D: Matthew Rhys, Sienna Guillory, Tim Curry, R: Alexander Jovy, 102 Min.

Man nehme eine Gangster- oder Kriminalgeschichte, verlagere sie in die Technoszene, würze sie mit reichlich moderner Tanzmusik, verpacke sie in trendy Bilder - und fertig ist ein guter Film. Mal geht solche Rechnung voll in die Hose (der miese deutsche Film "Fandango" war wohl gerade das beste Beispiel hierfür), mal aber geht sie auch auf, wie hier. Carl (Matthew Rhys) kommt nach London, um den mysteriösen Unfalltod seinen Bruders Justin näher zu beleuchten. Dieser war zwar erfolgreicher Anwalt, jedoch nachts in der Partyszene der Stadt unterwegs. Zusammen mit Justins überaus attraktiver Freundin Sunny (Sienna Guillory) taucht Carl mehr und mehr ab, bis er Teil der Szene wird, berauscht durch Pilleneinwurf, Technotanz zu Lichtblitzen und auch Frauenkörper.
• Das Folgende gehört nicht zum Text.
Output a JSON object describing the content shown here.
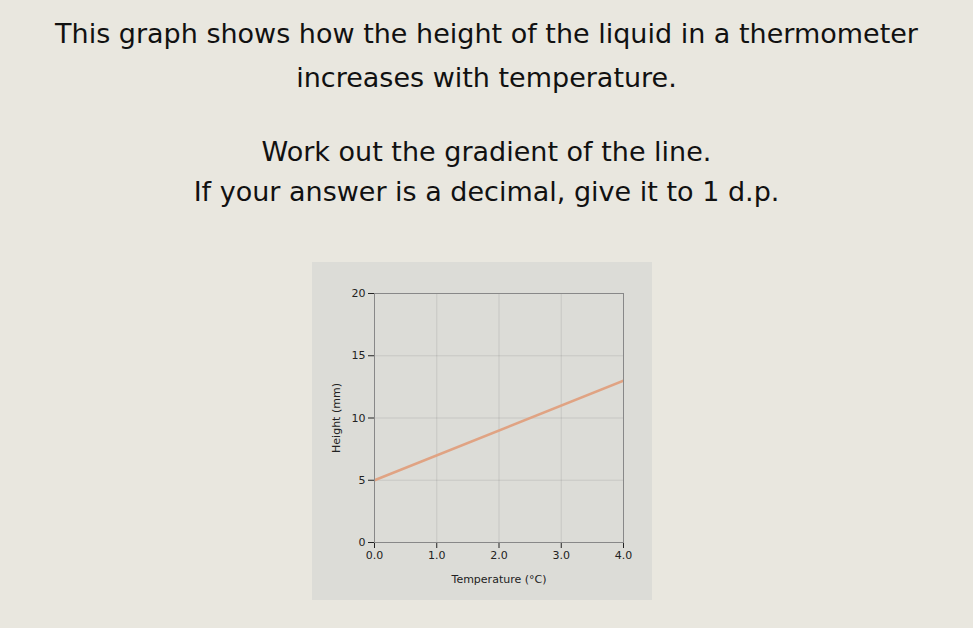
{
  "chart_data": {
    "type": "line",
    "title": "This graph shows how the height of the liquid in a thermometer increases with temperature.",
    "subtitle": [
      "Work out the gradient of the line.",
      "If your answer is a decimal, give it to 1 d.p."
    ],
    "x_label": "Temperature (°C)",
    "y_label": "Height (mm)",
    "x": [
      0,
      4
    ],
    "values": [
      5,
      13
    ],
    "color": "#e0a383",
    "xlim": [
      0,
      4
    ],
    "ylim": [
      0,
      20
    ],
    "xticks": [
      0,
      1,
      2,
      3,
      4
    ],
    "yticks": [
      0,
      5,
      10,
      15,
      20
    ],
    "grid": true
  }
}
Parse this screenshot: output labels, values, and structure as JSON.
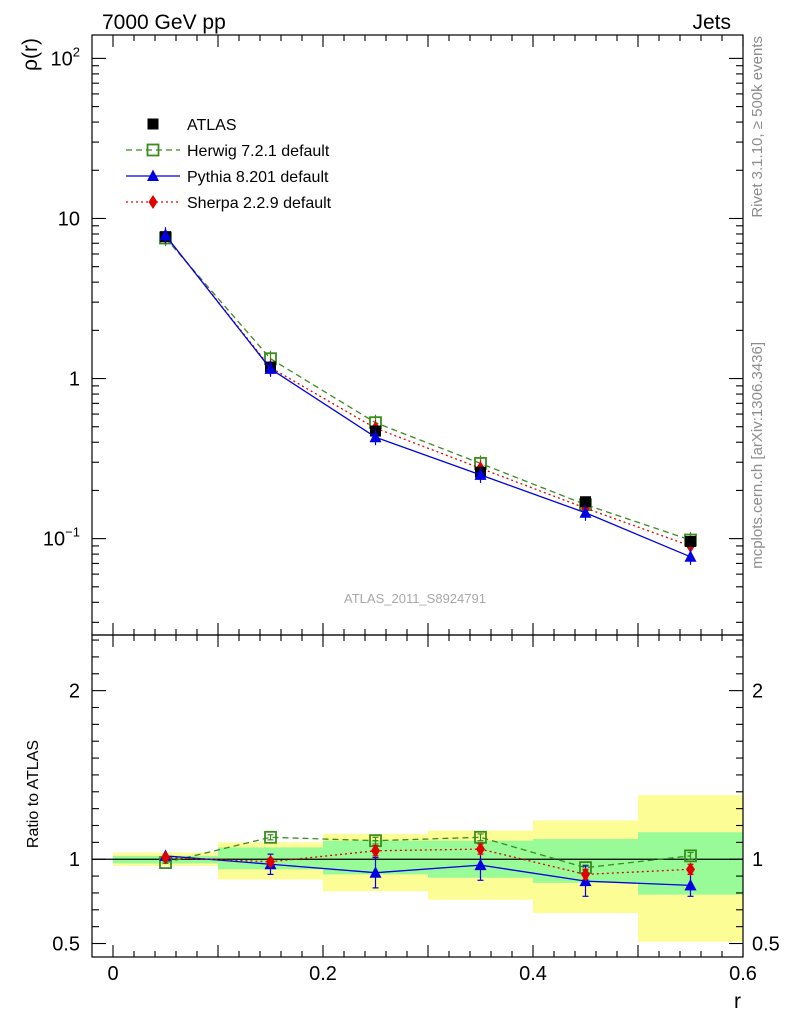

Schnell bekommt Carl so einen Einblick in ein Leben, das man nicht mehr unter Kontrolle hat. Freunde wie die Drag Queen Martin (Ex-Popstar Jason Donovan, wunderbar anzuschauen) gibt es auf der einen Seite, auf der anderen aber zwielichtige Gestalten wie den exzentrischen Clubbesitzer Damian (Tim Curry in einer passenden Rolle) und sein Gefolge. Langsam kommt Licht in die Umstände von Justins Tod, fragt sich nur, ob Carl dafür genug Durchblick hat.
"Sorted" besticht durch eine gelungene Mixtur aus guten Bildern, die modern und interessant geschnitten sind, passender Musik und ausgeprägten Charakteren, durch eine wunderschöne Sienna Guillory und durch eine Klarheit nicht vermissen lassende Handlung im Dschungel der Partywelt.